Advice from GEM road safety encourages all road users to brush up on their Highway Code knowledge and ensure they are not putting themselves at risk of a penalty ticket. Below GEM has identified 5 situations, where getting it wrong could lead to a penalty.
Give cyclists room
Did you know that the recommended distance for passing a cyclist is 1.5 metres. If you’re seen overtaking too close to a cyclist, you could face prosecution. This could incur a £100 fixed penalty ticket and three points on your licence.
Avoid Pedestrian Crossings
Avoid parking at a pedestrian crossing. Nobody is allowed to park on the zig-zag lines found at pedestrian crossings (unless it’s an emergency situation or the reason you stopped was beyond your control). If you do, you risk a £100 fine and three penalty points on your licence.
Check your number plate
Is your number plate legal? Number-plates should always display your vehicle registration number correctly. The DVLA state that number plates must be made from a reflective material, and be black on white for the front and black on yellow for the rear. In addition, strict rules apply concerning fonts, styles and letter sizes. Failure to follow these rules will lead to a £100 non-endorsable ticket.
Check your tyres
Make regular checks of your tyre pressures and tread depths. The minimum legal tread depth is 1.6mm across the all-round central three-quarters of the tyre. If one of your tyres is below this, you face a £100 fine with three points on your licence. If more than one tyre is faulty, you will face a court hearing where you can receive a fine of up to £2,500 and three points per tyre.
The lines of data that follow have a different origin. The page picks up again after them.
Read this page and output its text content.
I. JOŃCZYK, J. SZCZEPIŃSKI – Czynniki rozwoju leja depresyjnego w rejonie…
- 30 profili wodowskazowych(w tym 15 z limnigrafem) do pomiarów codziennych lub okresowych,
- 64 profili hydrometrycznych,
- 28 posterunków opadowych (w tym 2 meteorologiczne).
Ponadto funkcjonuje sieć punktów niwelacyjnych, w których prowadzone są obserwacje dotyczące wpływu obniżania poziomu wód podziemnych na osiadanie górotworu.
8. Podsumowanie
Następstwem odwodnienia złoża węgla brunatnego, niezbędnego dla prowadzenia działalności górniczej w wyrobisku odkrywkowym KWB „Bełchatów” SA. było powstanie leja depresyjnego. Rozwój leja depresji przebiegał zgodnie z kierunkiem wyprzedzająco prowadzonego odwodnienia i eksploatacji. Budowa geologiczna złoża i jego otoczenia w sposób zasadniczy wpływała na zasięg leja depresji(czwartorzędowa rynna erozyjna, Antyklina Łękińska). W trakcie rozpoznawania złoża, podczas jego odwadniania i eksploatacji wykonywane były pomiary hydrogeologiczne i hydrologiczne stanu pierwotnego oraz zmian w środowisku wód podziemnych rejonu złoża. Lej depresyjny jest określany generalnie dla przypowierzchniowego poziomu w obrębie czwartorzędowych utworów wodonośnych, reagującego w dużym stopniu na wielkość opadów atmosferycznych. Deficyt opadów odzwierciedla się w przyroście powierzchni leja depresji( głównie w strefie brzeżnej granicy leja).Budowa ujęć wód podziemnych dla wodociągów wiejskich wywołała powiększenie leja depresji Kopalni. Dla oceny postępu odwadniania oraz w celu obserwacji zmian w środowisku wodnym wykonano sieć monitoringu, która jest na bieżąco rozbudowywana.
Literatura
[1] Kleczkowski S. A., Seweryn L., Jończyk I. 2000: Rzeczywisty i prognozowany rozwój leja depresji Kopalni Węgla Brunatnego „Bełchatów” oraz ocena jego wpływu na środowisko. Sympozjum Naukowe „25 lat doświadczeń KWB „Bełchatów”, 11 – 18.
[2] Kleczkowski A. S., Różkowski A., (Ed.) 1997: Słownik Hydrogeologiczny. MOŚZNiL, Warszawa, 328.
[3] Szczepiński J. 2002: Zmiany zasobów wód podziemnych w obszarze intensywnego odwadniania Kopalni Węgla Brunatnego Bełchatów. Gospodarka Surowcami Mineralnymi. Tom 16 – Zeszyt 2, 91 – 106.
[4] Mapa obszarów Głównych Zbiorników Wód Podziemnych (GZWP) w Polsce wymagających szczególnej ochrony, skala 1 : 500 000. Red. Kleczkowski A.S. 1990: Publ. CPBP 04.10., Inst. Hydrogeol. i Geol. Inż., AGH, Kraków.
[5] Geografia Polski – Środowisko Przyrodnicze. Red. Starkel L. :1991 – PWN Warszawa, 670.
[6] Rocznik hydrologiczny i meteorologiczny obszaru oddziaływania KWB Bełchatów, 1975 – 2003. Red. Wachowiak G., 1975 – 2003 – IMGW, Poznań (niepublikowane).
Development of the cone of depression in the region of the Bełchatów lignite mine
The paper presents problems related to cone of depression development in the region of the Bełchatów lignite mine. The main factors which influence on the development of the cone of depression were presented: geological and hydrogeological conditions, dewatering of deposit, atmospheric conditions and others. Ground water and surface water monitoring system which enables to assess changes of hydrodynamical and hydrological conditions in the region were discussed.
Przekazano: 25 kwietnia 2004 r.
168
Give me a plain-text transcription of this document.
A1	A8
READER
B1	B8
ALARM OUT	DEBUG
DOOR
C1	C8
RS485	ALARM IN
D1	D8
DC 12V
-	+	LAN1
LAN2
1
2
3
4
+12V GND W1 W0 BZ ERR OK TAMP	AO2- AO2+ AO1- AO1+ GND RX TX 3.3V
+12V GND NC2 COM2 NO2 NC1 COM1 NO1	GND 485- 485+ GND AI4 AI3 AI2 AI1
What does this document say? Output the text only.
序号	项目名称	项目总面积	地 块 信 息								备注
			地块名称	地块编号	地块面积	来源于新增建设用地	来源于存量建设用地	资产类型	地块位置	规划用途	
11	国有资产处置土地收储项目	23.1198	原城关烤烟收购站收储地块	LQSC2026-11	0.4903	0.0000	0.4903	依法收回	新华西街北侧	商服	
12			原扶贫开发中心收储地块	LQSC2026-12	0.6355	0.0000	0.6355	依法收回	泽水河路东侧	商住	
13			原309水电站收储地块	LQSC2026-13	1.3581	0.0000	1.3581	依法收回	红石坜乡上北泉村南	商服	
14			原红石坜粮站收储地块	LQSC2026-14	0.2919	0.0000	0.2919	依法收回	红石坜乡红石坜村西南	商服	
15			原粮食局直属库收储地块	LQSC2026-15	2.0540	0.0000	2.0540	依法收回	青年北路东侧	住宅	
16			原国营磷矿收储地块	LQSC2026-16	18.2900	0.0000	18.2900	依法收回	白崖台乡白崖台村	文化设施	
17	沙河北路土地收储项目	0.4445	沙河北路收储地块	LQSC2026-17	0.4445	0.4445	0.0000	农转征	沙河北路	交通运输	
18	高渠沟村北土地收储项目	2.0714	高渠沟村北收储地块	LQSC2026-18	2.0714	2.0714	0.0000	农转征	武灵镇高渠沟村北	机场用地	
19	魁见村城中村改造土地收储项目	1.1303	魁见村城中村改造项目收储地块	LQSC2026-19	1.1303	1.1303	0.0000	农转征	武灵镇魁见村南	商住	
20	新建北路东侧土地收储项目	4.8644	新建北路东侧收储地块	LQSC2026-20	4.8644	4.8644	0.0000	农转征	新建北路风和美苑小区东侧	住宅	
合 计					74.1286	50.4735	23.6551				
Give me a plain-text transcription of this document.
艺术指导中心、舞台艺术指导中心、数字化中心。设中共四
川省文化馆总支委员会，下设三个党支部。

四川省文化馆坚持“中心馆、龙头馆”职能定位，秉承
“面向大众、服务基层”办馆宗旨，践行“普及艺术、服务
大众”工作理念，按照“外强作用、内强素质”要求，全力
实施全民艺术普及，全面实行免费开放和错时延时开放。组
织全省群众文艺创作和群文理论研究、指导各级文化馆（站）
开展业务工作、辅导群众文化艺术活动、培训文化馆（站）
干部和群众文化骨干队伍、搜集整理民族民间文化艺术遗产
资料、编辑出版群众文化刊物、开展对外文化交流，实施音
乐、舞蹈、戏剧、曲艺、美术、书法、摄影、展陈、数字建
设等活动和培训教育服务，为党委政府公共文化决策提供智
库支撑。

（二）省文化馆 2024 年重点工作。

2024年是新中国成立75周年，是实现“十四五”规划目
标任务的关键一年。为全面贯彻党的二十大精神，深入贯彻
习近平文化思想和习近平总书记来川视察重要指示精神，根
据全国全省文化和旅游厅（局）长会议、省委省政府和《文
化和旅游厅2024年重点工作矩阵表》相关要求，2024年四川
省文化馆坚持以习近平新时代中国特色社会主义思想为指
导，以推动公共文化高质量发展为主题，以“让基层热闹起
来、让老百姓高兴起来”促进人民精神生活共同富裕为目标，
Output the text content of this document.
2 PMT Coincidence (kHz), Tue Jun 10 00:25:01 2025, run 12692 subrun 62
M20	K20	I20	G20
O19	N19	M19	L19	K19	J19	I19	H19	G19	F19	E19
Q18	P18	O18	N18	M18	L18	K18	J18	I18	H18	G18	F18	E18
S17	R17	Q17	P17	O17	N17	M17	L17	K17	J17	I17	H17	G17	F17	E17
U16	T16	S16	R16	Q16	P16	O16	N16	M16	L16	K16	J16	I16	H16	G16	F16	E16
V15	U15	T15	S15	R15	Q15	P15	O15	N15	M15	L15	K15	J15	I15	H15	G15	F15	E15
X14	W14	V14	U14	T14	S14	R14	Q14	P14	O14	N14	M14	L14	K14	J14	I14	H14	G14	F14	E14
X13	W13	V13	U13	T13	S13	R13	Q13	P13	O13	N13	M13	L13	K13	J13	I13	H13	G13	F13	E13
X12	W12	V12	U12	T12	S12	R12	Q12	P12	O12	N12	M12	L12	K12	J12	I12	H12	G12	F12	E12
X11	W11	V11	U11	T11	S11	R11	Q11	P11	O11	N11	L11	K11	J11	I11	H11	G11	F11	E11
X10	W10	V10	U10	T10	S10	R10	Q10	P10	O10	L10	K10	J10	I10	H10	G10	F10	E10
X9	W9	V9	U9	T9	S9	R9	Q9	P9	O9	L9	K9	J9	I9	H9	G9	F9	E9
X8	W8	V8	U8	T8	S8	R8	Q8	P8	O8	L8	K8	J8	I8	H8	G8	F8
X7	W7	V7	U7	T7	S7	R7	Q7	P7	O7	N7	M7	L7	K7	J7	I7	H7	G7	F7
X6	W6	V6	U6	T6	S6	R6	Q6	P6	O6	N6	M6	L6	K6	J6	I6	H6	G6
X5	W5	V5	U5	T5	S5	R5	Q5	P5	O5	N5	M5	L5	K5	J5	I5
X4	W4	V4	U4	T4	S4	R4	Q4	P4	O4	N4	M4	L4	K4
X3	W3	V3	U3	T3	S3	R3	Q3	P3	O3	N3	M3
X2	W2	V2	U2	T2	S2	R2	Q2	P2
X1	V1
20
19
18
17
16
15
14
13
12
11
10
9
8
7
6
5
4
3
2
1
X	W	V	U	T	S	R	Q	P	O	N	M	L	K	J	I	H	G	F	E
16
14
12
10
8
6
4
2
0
Check your Satnavs and dashcams
Check you haven’t got any obstruction to your windscreen. Windscreen obstruction is measured by zones. Zone A refers to the area directly in front of you when you’re driving, and this area must not contain any obstruction measuring over 10mm in diameter. Zone B refers to the rest of the windscreen, where stickers and other obstructions) must not measure more than 40mm.
Clean your screen
The Highway Code states that “windscreens and windows MUST be kept clean and free from obstructions to vision”. So if you use a satnav, then it makes sense to buy a holder you can insert into an air vent, rather than risk mounting it on the windscreen. A dashcam should be mounted between the rear-view mirror and windscreen, as this ensures it is entirely out of your view when driving. If you do not have a ‘full view’ of the road and traffic ahead, you can be fined £200 with six points on your licence.